When we think of prairies we usually think in terms of open vistas of rolling plains and grasslands. We don’t often dwell on the sounds of the prairie.
We took a springtime trip across Montana to Minot, North Dakota this past week to see our son, Kevin, and his family. While there, we went fishing, of course. It’s a good reason to go there in the spring.
Fishing, of course, doesn’t come with guarantees. All you can do is wet a line and hope for the best. Sometimes, spring trips produce a lot of fishing action but this wasn’t one of them. The end of April and beginning of May seemed unseasonably cold here in western Montana, and that was also the case in North Dakota. One of the things TV weathermen keep tabs on in North Dakota is soil temperature, and while we were there soil temperatures were dropping—which is bad news for farmers putting in their crops.
While fishing was slow, there was lots of activity going on all around us.
We spent one day fishing at Devils Lake, the massive eastern North Dakota lake complex that has, in the last 20 years, tripled in size. Kevin pointed out that a few years back he’d go there and marvel at fishing spots we went to back in the 1970s and 1980s that were no longer accessible, as they’re all under water. Now it seems to be a yearly thing. You look for a spot where you fished the year before, and now it’s gone. Farms are continually going under water—and it has nothing to do with the mortgage bust.
But birds are everywhere. There are incredible populations of waterfowl, with ducks of all kinds, giant Canada geese, and shorebirds everywhere. The Devils Lake area is a magnet for birdwatchers that come there just for the myriad shorebirds.
On another day I went to Lake Sakakawea, the big Missouri impoundment downstream from Montana. I fished along a shallow bay, hoping the sheltered waters would be warming a bit. It was a good plan, even if the fish didn’t go along with it. In recent years I’ve spent a lot more time hunting pheasants along the lakeshore than fishing, and it was hard not to think of pheasants on this pleasant spring day.

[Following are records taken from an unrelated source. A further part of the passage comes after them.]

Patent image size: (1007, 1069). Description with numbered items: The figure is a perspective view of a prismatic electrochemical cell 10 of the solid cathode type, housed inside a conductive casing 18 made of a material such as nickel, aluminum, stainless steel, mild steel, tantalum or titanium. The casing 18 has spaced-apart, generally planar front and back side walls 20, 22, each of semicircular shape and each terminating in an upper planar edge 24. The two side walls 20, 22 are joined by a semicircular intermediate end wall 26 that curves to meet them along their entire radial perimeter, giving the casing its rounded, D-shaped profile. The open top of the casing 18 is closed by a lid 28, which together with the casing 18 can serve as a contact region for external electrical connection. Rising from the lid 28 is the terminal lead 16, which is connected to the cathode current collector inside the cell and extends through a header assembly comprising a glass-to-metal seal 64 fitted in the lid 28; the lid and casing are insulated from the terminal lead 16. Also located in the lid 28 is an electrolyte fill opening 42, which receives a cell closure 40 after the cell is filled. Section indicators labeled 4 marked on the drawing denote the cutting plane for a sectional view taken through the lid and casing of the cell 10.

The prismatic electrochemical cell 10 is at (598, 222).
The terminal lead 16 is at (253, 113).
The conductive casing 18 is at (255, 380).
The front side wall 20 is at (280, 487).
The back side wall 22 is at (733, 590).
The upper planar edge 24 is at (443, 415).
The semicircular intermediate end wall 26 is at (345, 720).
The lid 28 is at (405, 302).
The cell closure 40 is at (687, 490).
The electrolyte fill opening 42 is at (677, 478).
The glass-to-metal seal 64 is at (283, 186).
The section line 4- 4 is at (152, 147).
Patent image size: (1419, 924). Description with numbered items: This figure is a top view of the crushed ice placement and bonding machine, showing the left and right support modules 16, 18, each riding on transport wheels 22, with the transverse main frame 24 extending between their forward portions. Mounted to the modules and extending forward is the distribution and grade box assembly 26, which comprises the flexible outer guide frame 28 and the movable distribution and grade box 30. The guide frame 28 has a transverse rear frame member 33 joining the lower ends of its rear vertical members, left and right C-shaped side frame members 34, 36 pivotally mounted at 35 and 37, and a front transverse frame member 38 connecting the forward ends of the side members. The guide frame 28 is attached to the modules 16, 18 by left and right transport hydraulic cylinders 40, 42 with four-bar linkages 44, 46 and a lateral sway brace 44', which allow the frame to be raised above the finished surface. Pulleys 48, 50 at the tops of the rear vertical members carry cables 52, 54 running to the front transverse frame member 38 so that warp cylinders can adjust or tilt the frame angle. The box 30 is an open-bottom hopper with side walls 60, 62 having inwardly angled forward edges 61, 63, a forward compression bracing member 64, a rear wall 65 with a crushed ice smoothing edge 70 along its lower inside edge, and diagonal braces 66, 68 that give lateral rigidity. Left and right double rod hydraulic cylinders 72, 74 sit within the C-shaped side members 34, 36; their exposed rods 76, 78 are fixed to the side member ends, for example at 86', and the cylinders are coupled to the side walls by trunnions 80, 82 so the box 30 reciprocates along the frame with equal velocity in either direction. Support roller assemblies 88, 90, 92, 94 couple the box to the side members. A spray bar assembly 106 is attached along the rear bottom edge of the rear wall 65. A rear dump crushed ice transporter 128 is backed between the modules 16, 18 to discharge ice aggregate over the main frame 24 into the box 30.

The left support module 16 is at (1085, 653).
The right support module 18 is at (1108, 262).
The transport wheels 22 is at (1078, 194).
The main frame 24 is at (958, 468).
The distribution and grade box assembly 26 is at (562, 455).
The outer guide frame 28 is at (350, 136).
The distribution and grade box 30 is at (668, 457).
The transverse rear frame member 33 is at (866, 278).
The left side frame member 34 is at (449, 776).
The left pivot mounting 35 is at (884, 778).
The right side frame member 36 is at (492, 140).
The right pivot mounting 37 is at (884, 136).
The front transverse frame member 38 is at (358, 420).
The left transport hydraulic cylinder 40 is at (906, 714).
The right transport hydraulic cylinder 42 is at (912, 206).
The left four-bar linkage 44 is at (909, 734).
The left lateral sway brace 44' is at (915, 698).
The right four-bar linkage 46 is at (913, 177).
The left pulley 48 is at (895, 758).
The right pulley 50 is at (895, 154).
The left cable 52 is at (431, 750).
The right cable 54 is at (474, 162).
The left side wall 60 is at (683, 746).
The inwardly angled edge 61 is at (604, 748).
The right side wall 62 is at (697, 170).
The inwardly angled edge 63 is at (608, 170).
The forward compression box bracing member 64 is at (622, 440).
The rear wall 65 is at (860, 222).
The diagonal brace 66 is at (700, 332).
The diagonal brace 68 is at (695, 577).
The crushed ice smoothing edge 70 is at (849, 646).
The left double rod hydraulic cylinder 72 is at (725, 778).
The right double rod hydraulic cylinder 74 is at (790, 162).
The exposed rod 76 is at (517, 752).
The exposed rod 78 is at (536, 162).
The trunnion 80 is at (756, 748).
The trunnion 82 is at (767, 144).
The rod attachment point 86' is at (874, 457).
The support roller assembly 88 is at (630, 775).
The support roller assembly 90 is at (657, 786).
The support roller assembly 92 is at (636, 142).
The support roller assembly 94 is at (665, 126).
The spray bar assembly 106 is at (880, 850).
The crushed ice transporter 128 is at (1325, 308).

As the saying goes, in springtime a young man’s fancy turns to love, and that’s certainly the case with pheasants. Cock pheasants in springtime are a vocal group, presumably advertising to hen pheasants their availability for a good time, as well as letting other roosters know that the territory is already staked out.
A discordant note comes from an oil-drilling tower at the head of the bay I was fishing. Western North Dakota is a beehive of oil drilling, exploration and pumping, along with heavy truck traffic. In fact, it’s downright mind-boggling. A few weeks ago, the New York Times did a feature story on the difficulties oil patch workers have finding housing in Williston, the informal capitol of the western North Dakota oil fields. There are lots of jobs, but finding a place to live after work is tricky.
On another outing, this time to a small lake away from oil country, at the public access point I was greeted by a chorus of birds, including the usual ducks, geese and shorebirds, but also song birds of various kinds concentrated in a patch of trees and shrubs. There were dozens of bird songs happening all at once, with birds trying to out-do each other in making themselves heard above the crowds. And, again, pheasants were calling from their hangouts on the prairie hillsides.
While the prairie was full of sounds, tiny prairie wildflowers were in bloom, adding bits of color to the green shoots of grass and last year’s dried grasses.
At the end of the day, birds settle down, but there are new sounds. Stepping outside Kevin’s house one evening, frogs were talking from a nearby wetland and open field. “Those are western chorus frogs,” Kevin explained, as we enjoyed the sounds of the chilly evening.
The photo above is Kevin and our Labs in the Devils Lake area. A year ago, farmers were driving tractors and farm trucks down this road.